Unfortunately, under civilized conditions, they seriously interfere with them.
But there is more to it than that. Two vets, Wayne O Whitney and Cheryl J Mehlhaff, collected data about the falls incurred by cats that were brought to them. First, it was found that there was a correlation between the height of the fall and the gravity of the injuries sustained. But above a certain height – eight storeys, to be precise – the correlation broke down: cats that had fallen from eight or more storeys suffered fewer injuries than the ones that had fallen from a lower height!
Apparently, it has to do with terminal velocity – the speed at which a body falling through air stops accelerating. To reach terminal velocity, an average cat has to fall at least seven storeys. The hypothesis put forward by our curious vets was that once a cat has attained this stage, i.e., when the sensation of acceleration stops, it starts to relax and to spread its body in the manner of a flying squirrel, thereby decreasing the force of the impact and distributing it more evenly throughout the body. This could explain, for example, why a cat that once fell 32 storeys onto concrete was found to have suffered only a mild pneumothorax and a chipped tooth. If it had been a water buffalo falling from this height – an unlikely event – the result would not have been the same: it would have splattered!
How do human beings fare in falling? In Human Potential, Raymond A Dart writes that: “Most accidents causing broken limbs are due in the last resort to the faulty postures that occasion or accompany the impacts.” I am glad he wrote “broken limbs” and not ‘broken ribs’, as I would hate to admit to less than perfect attention to my posture!

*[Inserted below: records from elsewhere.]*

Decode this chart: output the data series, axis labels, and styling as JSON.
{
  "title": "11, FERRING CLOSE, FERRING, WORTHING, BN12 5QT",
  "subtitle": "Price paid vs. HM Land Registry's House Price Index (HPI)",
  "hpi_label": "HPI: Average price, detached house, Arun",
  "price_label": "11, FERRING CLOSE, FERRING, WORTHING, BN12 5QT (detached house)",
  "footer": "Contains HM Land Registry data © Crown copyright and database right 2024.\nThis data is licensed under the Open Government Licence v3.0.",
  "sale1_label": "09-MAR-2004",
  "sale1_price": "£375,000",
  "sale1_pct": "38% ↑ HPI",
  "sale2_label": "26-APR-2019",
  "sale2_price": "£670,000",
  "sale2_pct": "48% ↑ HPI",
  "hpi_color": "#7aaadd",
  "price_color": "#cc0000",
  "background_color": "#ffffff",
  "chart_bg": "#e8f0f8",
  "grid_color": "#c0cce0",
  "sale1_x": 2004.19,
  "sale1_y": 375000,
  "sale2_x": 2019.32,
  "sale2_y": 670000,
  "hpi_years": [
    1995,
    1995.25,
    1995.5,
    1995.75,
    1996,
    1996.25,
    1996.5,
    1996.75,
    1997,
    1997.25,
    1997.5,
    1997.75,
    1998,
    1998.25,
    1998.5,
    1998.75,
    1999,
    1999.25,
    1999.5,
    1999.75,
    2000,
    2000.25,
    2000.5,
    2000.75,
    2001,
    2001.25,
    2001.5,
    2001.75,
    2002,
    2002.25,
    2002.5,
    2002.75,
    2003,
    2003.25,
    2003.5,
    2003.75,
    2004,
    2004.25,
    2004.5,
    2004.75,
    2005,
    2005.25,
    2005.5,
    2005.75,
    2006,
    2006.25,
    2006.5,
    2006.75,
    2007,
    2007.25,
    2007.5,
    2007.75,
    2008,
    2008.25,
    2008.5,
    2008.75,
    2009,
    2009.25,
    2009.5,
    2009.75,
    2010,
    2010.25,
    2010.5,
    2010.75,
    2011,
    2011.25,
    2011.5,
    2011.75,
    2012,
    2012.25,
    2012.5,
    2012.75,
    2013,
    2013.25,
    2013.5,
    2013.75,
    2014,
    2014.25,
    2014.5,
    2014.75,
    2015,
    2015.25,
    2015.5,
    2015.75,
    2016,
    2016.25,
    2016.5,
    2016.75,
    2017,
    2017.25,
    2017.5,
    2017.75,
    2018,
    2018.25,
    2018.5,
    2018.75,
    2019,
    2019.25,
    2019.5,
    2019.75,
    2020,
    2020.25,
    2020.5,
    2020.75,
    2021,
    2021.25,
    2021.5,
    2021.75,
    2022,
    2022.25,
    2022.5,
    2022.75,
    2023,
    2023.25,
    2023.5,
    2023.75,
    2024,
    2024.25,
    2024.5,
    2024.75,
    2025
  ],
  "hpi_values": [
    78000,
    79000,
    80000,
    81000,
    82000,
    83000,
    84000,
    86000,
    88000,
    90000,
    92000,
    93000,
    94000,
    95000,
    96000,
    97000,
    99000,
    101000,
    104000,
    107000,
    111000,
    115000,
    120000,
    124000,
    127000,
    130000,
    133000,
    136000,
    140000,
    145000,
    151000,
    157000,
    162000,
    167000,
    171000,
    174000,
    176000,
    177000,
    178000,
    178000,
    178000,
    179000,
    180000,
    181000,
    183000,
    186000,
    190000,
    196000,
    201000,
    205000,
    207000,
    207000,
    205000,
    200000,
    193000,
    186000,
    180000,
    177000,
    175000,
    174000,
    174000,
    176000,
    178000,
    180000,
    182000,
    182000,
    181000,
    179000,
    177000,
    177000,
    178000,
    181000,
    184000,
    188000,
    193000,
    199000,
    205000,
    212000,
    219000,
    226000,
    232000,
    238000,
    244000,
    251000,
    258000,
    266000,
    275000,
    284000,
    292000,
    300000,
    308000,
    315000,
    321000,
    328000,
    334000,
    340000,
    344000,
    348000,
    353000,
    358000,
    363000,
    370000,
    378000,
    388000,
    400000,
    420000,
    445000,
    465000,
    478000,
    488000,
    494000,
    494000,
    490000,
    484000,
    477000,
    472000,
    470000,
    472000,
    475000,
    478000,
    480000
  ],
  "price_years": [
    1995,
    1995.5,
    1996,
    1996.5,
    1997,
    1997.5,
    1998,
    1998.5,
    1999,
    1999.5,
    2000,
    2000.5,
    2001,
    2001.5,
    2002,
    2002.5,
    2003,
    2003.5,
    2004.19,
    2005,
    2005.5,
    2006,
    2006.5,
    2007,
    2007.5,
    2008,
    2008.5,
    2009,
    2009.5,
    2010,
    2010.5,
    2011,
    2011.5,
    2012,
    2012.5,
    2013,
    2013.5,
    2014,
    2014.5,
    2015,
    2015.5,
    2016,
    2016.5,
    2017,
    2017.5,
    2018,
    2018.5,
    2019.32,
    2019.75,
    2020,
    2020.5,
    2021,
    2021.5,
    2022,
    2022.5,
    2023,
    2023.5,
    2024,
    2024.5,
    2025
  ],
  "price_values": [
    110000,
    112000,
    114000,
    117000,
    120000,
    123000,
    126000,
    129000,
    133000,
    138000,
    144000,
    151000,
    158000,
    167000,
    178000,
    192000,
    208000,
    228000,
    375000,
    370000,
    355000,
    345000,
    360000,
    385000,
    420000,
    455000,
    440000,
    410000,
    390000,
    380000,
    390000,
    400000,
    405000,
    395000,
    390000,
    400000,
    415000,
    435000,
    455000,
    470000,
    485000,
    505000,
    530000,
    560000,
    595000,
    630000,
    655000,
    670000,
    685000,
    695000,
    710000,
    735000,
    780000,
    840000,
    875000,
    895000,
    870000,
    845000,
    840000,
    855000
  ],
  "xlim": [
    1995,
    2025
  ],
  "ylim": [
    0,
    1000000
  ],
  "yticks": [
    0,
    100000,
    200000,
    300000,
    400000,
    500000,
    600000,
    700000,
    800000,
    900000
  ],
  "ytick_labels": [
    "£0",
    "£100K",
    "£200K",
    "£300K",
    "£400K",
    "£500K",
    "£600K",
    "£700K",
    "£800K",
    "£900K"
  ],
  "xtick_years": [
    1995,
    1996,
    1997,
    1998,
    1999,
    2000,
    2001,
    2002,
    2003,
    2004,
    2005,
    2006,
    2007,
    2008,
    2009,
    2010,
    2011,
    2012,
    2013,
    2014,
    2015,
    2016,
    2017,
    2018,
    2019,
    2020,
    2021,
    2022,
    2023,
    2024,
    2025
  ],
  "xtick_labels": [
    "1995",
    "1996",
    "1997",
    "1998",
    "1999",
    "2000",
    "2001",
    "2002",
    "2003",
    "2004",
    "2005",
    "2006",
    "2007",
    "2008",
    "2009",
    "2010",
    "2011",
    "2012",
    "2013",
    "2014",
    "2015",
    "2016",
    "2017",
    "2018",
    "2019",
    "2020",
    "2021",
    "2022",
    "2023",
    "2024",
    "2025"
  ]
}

According to Louise Morgan, FM Alexander knew how to fall intelligently. In Inside Yourself, she relates an incident when Alexander fell down the cellar steps with a bottle of burgundy in one hand and a bottle of champagne in the other (apparently, Alexander was a bon vivant!). Reportedly, Alexander said, “…in that split-second of time I was able to plan my fall in such a way that I would take the impact on my shoulder on one of the steps and get only a few bruises. And so it happened.” Boasting? In any case, Louise Morgan remarks that “It is by the constant quickening of the conscious mind that such remarkable escapes from injury occur.” Nevertheless, we will never equal the falling skills of cats.
The great ability of cats to defy death may be the origin of the belief that they have nine lives. In my next life (?!) I will come back as a cat, not as a water buffalo.
1. Dart Raymond A. The Attainment of Poise, Human Potential. 3. Autumn 1970.
2. Morgan Louise. Inside Yourself. Hutchinson. London. 1958.